October 27, 2016

Scandal-hit Malaysian PM insists ‘I am a gentleman’

Prime Minister Najib Razak, who chairs 1MDB’s advisory board, has denied the money came from 1MDB

KUALA LUMPUR:   Malaysia’s embattled Prime Minister Najib Razak defiantly vowed today he “will not surrender” to critics who have assailed him over a festering funding scandal, and said his government’s economic stewardship was not to blame for a sliding currency.

Addressing the annual meeting of his long-ruling United Malays National Organisation (UMNO), Najib appealed for unity after a fractious week in which the party’s deputy leader has called for him to stand aside.

Najib’s government has been buffeted by allegations of graft and mismanagement at state fund 1Malaysia Development Berhad (1MDB), and the revelation that more than $600 million was deposited in his own bank account in what he says was a political donation.

“What’s important is that I am on the side of right, and the truth will prevail,” said the prime minister, who was interviewed by Malaysia’s Anti-Corruption Commission (MACC) at the weekend.

Switching briefly into English during a 90-minute Malay-language speech that drew frequent shouts of support and bursts of applause from his audience, the British-educated Najib declared: “I am a gentleman!”

The Wall Street Journal said in July that 2.6 billion ringgit ($610.8 million) had been discovered in Najib’s personal accounts by investigators probing accusations of financial irregularities at 1MDB.

Najib, who chairs 1MDB’s advisory board, has denied the money came from 1MDB, which is being investigated by Malaysian and foreign agencies.

The MACC has backed Najib’s explanation that the money came from an unidentified donor in the Middle East.

The scandals have shaken investors in Southeast Asia’s third-biggest economy and rocked public confidence in the coalition led by UMNO, which has held power since independence in 1957 but looks vulnerable at the next election in 2018.


The uncertainty created has also hit an economy reeling from falling oil and gas prices, with the ringgit losing nearly a quarter of its value against the dollar this year.

“The fall in the currency, which has caused much worry, is not due to our failure in managing the economy but was caused by external factors, among them the fall in oil prices and other commodities,” said Najib.

Najib also defended the introduction in April of an unpopular sales tax on goods and services (GST), saying without it Malaysia’s fiscal deficit could swell to 4.8 percent next year, rather than the 3.1 percent the government is targeting, due to an expected fall in revenues of 30 billion ringgit due to lower energy prices.
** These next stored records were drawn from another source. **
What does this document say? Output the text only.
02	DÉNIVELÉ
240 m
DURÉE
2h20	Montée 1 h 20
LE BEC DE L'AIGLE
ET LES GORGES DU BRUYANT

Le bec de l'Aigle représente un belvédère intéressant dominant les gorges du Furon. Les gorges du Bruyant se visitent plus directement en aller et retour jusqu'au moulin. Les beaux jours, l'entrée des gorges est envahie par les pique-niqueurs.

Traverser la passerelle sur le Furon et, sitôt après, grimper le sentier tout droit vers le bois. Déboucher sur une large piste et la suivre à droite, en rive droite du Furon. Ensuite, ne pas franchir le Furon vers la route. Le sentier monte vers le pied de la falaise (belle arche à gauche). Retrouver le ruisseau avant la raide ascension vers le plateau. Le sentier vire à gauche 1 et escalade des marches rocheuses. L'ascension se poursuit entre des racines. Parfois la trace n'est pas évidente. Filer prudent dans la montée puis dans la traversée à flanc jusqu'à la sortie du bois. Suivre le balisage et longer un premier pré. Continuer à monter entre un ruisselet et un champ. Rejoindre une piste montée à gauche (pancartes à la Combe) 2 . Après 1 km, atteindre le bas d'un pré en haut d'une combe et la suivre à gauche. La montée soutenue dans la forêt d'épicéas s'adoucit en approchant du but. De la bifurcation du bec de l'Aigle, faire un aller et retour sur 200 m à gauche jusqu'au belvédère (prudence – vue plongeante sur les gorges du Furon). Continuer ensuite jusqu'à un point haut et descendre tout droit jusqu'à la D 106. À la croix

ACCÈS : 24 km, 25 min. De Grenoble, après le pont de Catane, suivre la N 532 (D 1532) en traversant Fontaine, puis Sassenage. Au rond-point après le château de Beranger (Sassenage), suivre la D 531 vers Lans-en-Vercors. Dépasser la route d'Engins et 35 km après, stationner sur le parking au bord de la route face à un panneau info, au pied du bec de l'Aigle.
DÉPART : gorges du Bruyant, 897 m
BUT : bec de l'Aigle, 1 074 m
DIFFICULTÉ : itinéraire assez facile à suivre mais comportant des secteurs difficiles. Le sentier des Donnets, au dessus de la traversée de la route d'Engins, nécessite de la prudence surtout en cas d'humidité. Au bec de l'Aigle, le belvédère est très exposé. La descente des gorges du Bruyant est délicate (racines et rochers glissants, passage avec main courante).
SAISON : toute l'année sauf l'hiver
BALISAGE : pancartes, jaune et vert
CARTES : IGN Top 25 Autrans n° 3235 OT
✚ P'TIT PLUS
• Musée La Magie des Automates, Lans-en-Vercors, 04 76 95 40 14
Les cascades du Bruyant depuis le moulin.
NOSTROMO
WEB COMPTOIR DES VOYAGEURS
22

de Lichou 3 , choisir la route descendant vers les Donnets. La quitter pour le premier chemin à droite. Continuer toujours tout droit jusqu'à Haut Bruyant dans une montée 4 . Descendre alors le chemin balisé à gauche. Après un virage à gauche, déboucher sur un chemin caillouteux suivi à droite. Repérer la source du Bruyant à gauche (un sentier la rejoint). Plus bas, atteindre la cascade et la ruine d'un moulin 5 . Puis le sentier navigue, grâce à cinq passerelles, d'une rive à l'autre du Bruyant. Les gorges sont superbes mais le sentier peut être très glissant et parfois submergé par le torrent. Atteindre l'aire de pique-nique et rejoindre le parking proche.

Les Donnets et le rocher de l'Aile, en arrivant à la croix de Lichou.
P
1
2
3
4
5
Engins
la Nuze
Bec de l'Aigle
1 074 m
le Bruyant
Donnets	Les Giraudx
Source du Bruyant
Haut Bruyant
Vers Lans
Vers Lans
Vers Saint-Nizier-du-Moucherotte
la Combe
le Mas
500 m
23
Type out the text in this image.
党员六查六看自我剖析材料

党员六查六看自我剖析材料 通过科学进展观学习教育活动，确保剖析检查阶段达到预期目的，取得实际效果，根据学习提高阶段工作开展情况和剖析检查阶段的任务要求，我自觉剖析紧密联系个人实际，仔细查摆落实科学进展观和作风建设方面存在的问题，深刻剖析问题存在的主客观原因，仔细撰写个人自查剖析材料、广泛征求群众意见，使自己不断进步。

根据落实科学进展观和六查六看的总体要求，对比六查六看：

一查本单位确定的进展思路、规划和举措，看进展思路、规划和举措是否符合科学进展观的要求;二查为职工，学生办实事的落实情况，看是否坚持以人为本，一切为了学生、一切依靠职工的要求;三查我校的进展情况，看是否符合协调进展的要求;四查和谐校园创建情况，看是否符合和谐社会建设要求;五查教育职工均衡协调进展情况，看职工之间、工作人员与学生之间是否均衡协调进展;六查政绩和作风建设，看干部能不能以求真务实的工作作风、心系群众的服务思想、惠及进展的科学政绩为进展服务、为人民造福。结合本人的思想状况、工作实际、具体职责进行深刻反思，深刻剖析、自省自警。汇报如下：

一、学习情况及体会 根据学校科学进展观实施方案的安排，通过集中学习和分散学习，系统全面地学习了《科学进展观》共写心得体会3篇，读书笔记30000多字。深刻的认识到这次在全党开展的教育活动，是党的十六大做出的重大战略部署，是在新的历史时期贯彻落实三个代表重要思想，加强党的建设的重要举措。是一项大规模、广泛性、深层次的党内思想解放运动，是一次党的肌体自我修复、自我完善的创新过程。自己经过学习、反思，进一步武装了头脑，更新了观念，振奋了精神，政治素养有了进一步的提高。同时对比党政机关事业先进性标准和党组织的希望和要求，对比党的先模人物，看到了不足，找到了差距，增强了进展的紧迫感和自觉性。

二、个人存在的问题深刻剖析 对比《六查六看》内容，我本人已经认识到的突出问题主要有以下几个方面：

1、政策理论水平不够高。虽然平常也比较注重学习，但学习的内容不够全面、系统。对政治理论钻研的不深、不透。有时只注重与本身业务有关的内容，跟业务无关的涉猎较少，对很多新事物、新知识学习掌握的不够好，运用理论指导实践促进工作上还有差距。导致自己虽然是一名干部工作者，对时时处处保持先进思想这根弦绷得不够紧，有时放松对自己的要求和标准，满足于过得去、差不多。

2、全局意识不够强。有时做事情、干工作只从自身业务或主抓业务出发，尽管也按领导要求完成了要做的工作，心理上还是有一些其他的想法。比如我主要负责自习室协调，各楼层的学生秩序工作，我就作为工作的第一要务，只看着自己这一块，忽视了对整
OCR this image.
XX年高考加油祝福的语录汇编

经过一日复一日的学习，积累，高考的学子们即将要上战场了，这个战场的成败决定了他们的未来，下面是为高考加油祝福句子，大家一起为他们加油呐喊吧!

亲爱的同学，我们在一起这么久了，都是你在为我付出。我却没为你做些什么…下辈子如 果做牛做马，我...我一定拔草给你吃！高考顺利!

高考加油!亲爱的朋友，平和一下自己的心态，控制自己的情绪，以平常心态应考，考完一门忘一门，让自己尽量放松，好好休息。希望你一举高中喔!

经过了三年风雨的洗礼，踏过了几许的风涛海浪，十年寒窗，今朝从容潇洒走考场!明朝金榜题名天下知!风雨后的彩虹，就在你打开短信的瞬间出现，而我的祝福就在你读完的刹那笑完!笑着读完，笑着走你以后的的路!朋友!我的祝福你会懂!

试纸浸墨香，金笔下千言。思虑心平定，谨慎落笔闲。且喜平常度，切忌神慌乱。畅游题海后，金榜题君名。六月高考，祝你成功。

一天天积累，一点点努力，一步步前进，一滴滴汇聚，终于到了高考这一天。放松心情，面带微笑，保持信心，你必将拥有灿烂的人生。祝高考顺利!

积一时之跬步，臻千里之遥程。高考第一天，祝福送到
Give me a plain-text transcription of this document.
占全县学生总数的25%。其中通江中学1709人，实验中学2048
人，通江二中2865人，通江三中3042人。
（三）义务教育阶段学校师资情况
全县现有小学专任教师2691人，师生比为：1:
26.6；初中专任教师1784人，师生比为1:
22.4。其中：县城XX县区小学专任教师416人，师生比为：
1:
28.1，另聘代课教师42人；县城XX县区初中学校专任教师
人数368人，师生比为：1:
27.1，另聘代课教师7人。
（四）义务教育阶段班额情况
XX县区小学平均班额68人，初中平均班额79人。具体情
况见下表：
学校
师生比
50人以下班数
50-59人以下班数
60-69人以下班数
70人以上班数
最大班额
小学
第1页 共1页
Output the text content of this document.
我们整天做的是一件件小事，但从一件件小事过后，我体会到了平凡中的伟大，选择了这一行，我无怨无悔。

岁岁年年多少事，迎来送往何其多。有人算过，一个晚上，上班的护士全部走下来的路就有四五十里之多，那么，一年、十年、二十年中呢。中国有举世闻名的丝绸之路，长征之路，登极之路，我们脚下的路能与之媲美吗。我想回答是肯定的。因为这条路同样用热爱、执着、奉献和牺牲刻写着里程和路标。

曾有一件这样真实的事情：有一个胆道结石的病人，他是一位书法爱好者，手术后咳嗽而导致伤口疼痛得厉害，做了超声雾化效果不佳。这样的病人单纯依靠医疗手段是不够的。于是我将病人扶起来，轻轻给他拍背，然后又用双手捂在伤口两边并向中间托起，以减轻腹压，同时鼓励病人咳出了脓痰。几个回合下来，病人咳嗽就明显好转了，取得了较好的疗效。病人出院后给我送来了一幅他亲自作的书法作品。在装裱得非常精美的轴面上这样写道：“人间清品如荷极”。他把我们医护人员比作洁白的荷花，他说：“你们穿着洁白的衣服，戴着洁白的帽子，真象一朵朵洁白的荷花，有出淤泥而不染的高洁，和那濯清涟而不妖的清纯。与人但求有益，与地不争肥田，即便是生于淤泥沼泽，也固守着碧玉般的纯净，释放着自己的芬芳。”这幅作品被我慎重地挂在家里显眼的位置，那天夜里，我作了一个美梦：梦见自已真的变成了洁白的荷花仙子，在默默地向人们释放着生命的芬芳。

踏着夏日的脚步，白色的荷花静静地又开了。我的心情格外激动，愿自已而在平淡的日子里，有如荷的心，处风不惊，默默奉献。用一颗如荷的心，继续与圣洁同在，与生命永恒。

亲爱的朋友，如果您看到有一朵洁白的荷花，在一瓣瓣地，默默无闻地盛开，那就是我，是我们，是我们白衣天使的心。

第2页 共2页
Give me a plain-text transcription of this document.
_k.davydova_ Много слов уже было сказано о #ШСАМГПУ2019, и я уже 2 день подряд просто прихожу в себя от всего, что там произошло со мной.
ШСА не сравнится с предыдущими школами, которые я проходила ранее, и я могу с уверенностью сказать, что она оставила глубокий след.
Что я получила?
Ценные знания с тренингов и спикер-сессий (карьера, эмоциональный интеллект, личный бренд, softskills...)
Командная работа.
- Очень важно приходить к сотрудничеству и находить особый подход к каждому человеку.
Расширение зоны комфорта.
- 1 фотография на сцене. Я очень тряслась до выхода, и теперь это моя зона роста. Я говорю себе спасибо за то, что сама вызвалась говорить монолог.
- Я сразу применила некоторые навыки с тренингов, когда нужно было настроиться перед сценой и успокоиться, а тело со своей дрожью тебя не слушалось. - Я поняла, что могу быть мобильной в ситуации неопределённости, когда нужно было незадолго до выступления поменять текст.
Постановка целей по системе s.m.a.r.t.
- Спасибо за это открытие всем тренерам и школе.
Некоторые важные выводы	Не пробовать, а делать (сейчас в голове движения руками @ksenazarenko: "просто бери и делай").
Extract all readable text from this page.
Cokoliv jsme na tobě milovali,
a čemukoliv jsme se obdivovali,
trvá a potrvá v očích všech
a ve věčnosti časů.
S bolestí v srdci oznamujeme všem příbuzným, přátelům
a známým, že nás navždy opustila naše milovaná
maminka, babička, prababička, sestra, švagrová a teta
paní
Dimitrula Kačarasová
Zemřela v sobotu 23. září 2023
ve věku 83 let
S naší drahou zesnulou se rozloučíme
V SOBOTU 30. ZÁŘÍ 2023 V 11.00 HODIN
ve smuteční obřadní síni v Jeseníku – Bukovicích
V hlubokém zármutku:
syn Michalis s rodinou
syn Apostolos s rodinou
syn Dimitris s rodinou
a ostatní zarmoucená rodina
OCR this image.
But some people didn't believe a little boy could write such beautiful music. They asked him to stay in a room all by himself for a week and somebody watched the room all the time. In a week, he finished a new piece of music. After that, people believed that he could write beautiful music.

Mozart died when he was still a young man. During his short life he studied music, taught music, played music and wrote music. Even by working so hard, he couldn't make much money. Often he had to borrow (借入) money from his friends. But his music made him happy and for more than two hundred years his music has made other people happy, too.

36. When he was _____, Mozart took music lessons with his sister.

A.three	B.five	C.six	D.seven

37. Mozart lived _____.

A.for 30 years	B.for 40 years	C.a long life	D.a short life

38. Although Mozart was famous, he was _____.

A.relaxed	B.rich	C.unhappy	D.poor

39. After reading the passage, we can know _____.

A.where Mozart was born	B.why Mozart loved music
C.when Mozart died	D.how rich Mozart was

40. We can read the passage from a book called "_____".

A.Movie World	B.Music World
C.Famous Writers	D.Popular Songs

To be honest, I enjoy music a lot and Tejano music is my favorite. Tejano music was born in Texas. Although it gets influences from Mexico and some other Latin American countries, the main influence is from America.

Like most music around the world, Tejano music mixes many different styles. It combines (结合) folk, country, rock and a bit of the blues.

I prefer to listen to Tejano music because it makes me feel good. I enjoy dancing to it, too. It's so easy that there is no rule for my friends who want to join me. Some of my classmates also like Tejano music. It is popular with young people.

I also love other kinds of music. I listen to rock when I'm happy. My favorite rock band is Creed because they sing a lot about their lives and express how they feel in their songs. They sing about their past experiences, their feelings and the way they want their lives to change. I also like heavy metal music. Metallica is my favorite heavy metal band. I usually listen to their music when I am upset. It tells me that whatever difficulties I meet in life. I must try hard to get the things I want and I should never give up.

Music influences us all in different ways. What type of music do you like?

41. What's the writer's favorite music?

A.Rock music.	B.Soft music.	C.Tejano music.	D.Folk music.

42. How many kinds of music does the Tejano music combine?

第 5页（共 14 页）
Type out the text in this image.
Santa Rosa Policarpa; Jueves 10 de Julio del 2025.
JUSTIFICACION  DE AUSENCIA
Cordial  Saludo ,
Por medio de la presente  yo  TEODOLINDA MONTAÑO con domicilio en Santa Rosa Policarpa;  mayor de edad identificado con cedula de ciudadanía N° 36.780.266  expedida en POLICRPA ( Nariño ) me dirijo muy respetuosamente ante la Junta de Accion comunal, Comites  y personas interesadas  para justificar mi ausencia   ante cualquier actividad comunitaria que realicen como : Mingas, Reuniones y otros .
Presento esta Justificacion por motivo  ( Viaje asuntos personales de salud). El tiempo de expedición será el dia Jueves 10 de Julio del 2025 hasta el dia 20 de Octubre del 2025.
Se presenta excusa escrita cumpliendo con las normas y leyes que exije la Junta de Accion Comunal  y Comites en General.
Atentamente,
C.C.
“In this context, it is unimaginable if the government had not had the political bravery to implement the GST,” he said.

Analysts say Najib retains the support of most of the nearly 200 powerful division chiefs who sit at the apex of UMNO’s 3.5 million-member organisation, making it unlikely he can be unseated as party president and prime minister.

But he has been wounded by attacks from influential former prime minister Mahathir Mohamad, who says the party will lose the next election if Najib remains, and UMNO deputy president Muhyiddin Yassin.

In a speech to his supporters on Monday night, Muhyiddin, who was sacked as deputy prime minister in August but remains party No 2, called on Najib to “go on leave” until the investigations were completed.

Responding to his critics, Najib said the August reshuffle had been necessary for maintaining government unity.

“Even if one day the baton of leadership will be passed on to someone else … I can’t just abandon our cause and drop our mission,” he said.

“Even though there will be those who turn away, even though we are pushed to fall, there shall be no retreat, no surrender. No retreat! No surrender!”